LA CGT EN PIE DE GUERRA: anuncian paro general histórico contra la reforma laboral de Milei

16/02/2026.- Salta al Instante.- Foto portada: Jerónimo, Sola, Daer y Lingeri en una reunión de la cúpula de la CGT. Imagen: LPO/Juan Casas.
La central obrera lanza una advertencia brutal al Gobierno y amenaza con paralizar al país cuando Diputados trate la legislación que sindicatos califican de regresiva.

En medio de una crisis social cada vez más profunda, la Confederación General del Trabajo (CGT) puso el pie en el acelerador del conflicto con el Gobierno y lanzó una amenaza que podría estremecer a la dirigencia política: un paro general de 24 horas con alcance nacional, convocado como respuesta directa al avance de la reforma laboral impulsada por el presidente Javier Milei y que este jueves será tratada en la Cámara de Diputados.

La medida de fuerza —que podría convertirse en una de las más contundentes de las últimas décadas— fue adelantada por uno de los líderes cegetistas, Cristian Jerónimo, quien aseguró que “están dadas las condiciones y generados los consensos colectivos para ir hacia una huelga nacional” y que la medida busca frenar un proyecto que, a juicio sindical, no solo precariza el trabajo argentino sino que va directo contra los derechos más elementales de los trabajadores.

Cúpula sindical ante el choque

La convocatoria no surgió de la nada: tras la media sanción en el Senado del proyecto de reforma laboral —que introduce cambios profundos en el marco laboral argentino, como ampliar la jornada a 12 horas y flexibilizar indemnizaciones— la central obrera decidió mover sus piezas con rapidez.

Jerónimo, considerado uno de los tres cosecretarios generales junto con Octavio Argüello y Jorge Sola, adelantó que la CGT trabajará para que la huelga tenga “el mayor grado de acatamiento de todos los sectores”. El anuncio no solo retumba en los pasillos sindicales sino también dentro del propio oficialismo, que enfrenta una protesta coordinada con otras organizaciones como la Unión Tranviarios Automotor (UTA), cuyos colectiveros ya adelantaron que se plegarán masivamente a la medida.

Voceros sindicales consultados por este diario incluso anticipan que “no se va a mover ni una hoja” durante el paro, una frase que refleja una expectativa de alto impacto sobre el transporte, la producción y los servicios del país.

El corazón del conflicto

La reforma laboral —impulsada por Milei con el objetivo de “modernizar” el mercado de trabajo— ha generado rechazo profundo en el movimiento obrero argentino. Las protestas no son nuevas: ya hubo manifestaciones masivas frente al Congreso y sectores sindicales denunciaron que la legislación proponía debilitamiento del poder sindical, reducción de indemnizaciones y recortes de derechos colectivos.

Para los sindicalistas, no se trata de una discusión técnica: la reforma, dicen, “abarata despidos”, extiende jornadas laborales mediante un banco de horas y garantiza un escenario de precarización que podría dejar a millones de trabajadores argentinos expuestos a condiciones mucho más precarias.
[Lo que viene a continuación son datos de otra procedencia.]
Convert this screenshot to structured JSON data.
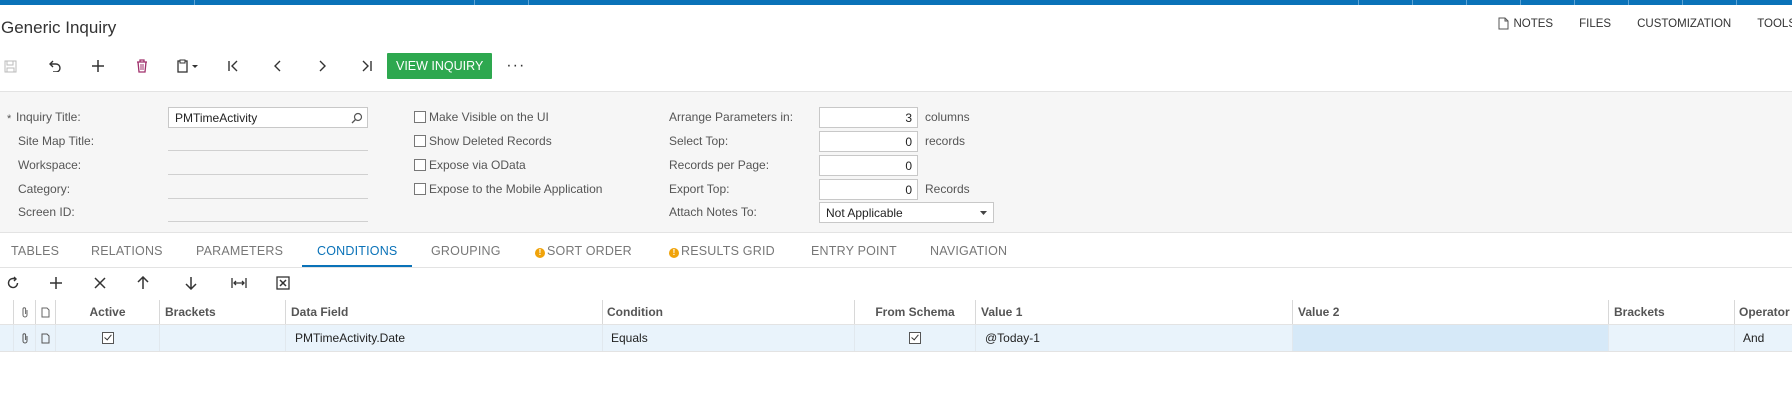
{
  "page_title": "Generic Inquiry",
  "header_actions": {
    "notes": "NOTES",
    "files": "FILES",
    "customization": "CUSTOMIZATION",
    "tools": "TOOLS"
  },
  "toolbar": {
    "view_inquiry": "VIEW INQUIRY",
    "more": "···"
  },
  "form": {
    "required_mark": "*",
    "inquiry_title_label": "Inquiry Title:",
    "inquiry_title_value": "PMTimeActivity",
    "site_map_title_label": "Site Map Title:",
    "workspace_label": "Workspace:",
    "category_label": "Category:",
    "screen_id_label": "Screen ID:",
    "make_visible_label": "Make Visible on the UI",
    "show_deleted_label": "Show Deleted Records",
    "expose_odata_label": "Expose via OData",
    "expose_mobile_label": "Expose to the Mobile Application",
    "arrange_params_label": "Arrange Parameters in:",
    "arrange_params_value": "3",
    "arrange_params_unit": "columns",
    "select_top_label": "Select Top:",
    "select_top_value": "0",
    "select_top_unit": "records",
    "records_per_page_label": "Records per Page:",
    "records_per_page_value": "0",
    "export_top_label": "Export Top:",
    "export_top_value": "0",
    "export_top_unit": "Records",
    "attach_notes_label": "Attach Notes To:",
    "attach_notes_value": "Not Applicable"
  },
  "tabs": [
    {
      "label": "TABLES"
    },
    {
      "label": "RELATIONS"
    },
    {
      "label": "PARAMETERS"
    },
    {
      "label": "CONDITIONS"
    },
    {
      "label": "GROUPING"
    },
    {
      "label": "SORT ORDER"
    },
    {
      "label": "RESULTS GRID"
    },
    {
      "label": "ENTRY POINT"
    },
    {
      "label": "NAVIGATION"
    }
  ],
  "active_tab": "CONDITIONS",
  "grid": {
    "columns": [
      "Active",
      "Brackets",
      "Data Field",
      "Condition",
      "From Schema",
      "Value 1",
      "Value 2",
      "Brackets",
      "Operator"
    ],
    "rows": [
      {
        "active": true,
        "brackets": "",
        "data_field": "PMTimeActivity.Date",
        "condition": "Equals",
        "from_schema": true,
        "value1": "@Today-1",
        "value2": "",
        "brackets2": "",
        "operator": "And"
      }
    ]
  },
  "colors": {
    "accent": "#0a72b8",
    "primary_button": "#2ea84f",
    "warning": "#f0a30a",
    "selected_row": "#e9f3fb"
  }
}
Un desafío abierto al Gobierno

Aunque desde el oficialismo sostienen que la reforma busca atraer inversiones y formalizar empleo, la respuesta de los gremios fue inmediata: paro general y movilizaciones, sin descartar escalar las medidas en caso de que el proyecto de ley avance sin cambios significativos.

La decisión se toma en un contexto de creciente tensión social, con sindicatos que ya habían instalado su advertencia de huelga en diversas marchas previas y con reclamos que trascienden lo laboral —sumando críticas a la inflación, a los ajustes y al modelo económico en su conjunto.

¿Paro histórico o choque frontal?

Si la huelga se confirma para el día en que la Cámara de Diputados debata la reforma, el país podría vivir una de las medidas de fuerza más contundentes de los últimos años. Sectores sindicales expresan que ya no bastan marchas o protestas parciales: la respuesta debe ser contundente y coordinada, algo que la CGT aspira a lograr con este paro general.

Lo que está en juego va más allá de una ley: es una pulseada directa entre las demandas de trabajadores y la agenda de desregulación laboral de un Gobierno que, hasta ahora, ha sorteado tensiones con un discurso de modernización económica. La CGT, por su parte, busca dejar en claro que si avanza la reforma tal como está, la calle responderá con todo.

La próxima semana promete ser caliente, ruidosa y, sin dudas, histórica.